LP IIR (Infinite Impulse Response low-pass) filter (Filter with an infinite impulse response), described by the formula:,

where s is a coefficient that allows you to adjust the filter cutoff.
Adjustment calculation
Let's move on to the adjustment, to that delta, which should be added to the value of the second. The calculation scheme used in my system:

I used the Kalman filter to filter out the strong jitter of the tuning due to network interference, I really liked this article . In general, you can use any filter that you like, the main thing is to smooth the chart. In PTPd , for example, filtering is simpler - the average of the current and previous values is calculated.
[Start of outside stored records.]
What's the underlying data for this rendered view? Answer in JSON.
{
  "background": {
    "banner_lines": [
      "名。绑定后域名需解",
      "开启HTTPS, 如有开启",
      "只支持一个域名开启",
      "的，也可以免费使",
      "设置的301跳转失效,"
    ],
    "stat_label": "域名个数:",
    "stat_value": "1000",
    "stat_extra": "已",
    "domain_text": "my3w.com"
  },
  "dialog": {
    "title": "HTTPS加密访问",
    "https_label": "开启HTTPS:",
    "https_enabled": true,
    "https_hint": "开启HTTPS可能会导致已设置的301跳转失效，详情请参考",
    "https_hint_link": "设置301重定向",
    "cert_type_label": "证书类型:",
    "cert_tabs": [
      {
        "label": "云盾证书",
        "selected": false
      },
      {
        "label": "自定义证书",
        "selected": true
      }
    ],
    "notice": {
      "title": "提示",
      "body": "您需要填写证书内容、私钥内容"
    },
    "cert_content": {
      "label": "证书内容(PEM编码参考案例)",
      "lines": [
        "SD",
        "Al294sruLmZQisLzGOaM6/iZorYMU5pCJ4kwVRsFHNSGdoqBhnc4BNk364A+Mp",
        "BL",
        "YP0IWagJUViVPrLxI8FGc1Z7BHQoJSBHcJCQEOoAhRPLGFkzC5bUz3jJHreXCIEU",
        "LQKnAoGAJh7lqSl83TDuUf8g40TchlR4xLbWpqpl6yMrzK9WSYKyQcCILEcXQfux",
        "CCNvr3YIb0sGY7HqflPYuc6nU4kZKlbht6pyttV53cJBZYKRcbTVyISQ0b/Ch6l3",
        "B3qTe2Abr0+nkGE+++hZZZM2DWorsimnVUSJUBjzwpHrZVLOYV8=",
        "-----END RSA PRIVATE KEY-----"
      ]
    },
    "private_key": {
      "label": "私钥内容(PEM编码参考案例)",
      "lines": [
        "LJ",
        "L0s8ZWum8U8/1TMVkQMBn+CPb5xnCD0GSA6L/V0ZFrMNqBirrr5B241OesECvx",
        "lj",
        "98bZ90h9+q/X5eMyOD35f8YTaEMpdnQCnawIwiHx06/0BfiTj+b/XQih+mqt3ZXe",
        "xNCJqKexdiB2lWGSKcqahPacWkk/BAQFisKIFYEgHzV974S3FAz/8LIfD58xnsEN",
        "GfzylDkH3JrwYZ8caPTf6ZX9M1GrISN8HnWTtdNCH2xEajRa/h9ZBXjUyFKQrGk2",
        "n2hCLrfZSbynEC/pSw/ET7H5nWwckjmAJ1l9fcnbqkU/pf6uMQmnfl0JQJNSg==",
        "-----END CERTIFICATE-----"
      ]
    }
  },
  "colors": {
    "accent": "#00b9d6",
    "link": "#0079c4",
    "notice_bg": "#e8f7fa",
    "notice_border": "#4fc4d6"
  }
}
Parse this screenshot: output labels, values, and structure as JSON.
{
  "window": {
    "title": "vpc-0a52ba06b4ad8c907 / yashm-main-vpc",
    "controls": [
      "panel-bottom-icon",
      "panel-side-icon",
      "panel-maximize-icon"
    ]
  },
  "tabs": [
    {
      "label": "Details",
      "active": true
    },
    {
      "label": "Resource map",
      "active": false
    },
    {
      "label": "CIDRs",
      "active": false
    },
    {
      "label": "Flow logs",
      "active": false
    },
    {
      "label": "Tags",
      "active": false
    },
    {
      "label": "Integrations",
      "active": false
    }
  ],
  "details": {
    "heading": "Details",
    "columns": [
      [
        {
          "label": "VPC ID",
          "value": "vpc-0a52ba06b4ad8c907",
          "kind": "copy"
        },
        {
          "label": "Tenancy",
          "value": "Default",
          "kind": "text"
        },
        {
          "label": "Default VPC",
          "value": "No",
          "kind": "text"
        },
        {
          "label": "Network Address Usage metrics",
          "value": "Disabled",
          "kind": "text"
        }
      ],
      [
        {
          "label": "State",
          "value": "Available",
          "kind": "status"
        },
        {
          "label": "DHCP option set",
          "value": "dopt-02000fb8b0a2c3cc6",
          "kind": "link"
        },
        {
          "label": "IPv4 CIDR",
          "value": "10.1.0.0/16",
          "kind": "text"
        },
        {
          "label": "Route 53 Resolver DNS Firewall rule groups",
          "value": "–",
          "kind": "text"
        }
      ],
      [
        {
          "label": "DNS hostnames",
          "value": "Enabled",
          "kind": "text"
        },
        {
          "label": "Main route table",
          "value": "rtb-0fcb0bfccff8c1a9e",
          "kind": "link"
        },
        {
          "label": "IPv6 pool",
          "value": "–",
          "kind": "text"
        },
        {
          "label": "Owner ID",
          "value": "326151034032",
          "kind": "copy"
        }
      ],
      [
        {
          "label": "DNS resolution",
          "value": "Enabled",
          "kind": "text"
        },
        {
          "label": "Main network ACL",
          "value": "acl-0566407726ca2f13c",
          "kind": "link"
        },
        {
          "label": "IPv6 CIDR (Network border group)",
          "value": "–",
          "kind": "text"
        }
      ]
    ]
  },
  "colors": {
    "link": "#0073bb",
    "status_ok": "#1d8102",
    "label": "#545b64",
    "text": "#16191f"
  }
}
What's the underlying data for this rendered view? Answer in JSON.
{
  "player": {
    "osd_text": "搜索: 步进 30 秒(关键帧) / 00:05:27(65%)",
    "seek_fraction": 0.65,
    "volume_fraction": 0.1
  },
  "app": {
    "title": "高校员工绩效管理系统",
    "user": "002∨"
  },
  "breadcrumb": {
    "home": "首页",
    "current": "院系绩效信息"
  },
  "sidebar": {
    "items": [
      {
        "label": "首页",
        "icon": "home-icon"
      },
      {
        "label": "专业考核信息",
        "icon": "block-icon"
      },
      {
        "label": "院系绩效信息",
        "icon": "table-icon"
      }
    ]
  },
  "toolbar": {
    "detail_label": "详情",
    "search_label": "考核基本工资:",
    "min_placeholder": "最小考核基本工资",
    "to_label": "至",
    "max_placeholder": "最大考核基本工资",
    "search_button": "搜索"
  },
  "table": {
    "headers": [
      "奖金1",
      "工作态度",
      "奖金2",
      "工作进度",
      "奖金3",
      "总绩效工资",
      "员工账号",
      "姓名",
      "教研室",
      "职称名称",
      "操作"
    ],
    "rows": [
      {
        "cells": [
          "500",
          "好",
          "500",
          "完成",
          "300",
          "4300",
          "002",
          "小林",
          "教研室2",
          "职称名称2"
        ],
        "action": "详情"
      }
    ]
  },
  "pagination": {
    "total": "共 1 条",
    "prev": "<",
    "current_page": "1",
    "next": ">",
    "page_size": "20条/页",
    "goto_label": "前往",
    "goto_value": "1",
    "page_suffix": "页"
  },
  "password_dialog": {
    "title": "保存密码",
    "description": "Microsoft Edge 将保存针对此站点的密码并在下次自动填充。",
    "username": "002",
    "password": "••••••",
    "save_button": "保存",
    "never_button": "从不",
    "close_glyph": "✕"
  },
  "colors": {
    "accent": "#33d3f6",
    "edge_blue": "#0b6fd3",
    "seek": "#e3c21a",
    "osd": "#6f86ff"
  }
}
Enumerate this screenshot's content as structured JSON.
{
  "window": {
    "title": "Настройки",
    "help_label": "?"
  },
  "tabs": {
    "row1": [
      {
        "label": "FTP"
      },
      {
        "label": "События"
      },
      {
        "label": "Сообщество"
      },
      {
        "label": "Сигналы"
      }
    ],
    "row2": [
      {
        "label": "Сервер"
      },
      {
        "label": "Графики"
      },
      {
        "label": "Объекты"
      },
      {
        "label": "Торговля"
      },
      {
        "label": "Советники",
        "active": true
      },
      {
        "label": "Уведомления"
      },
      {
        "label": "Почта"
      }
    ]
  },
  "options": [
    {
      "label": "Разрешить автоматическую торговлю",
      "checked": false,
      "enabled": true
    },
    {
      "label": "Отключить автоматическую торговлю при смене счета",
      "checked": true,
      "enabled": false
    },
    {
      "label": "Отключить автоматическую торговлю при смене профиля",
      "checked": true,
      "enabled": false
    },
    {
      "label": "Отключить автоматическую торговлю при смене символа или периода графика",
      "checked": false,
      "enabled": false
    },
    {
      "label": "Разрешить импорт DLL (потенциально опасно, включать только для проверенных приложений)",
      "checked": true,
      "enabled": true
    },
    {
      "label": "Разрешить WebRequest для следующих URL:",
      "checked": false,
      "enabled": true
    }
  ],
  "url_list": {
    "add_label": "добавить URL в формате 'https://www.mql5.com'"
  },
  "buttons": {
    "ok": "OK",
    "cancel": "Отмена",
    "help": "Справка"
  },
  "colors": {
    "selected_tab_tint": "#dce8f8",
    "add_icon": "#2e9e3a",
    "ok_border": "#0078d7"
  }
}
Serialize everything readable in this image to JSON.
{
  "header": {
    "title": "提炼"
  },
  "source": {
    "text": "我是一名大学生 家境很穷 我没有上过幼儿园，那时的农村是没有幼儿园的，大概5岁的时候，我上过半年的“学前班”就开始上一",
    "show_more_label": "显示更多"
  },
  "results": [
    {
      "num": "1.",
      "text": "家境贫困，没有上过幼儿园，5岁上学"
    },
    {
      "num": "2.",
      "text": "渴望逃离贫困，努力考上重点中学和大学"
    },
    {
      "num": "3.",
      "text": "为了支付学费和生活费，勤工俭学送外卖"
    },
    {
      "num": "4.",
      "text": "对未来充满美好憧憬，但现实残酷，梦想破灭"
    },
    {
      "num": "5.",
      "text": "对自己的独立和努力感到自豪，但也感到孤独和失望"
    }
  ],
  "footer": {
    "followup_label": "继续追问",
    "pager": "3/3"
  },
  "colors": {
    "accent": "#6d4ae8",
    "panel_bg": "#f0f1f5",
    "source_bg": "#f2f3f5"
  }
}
On the graph, you can see the results of the Kalman filter in my driver (tuning error is shown, expressed in subnanoseconds on a 25 MHz chip):

We turn to the adjustment adjustment, the adjustment should strive for a constant, the PI controller is used. In PTPd , the clock offsets are regulated (the adjustment goes according to the offset), but I use it to regulate the adjustment (KSZ8463MLI feature). We see that the controller is not configured perfectly, but in my case such an adjustment is sufficient:

Work result

The result is shown in the graph. Clock offset within -50ns to 50ns. Therefore, I have achieved the accuracy referred to in numerous articles. Of course, many small features of the implementation remained behind the scenes, but the necessary minimum was demonstrated.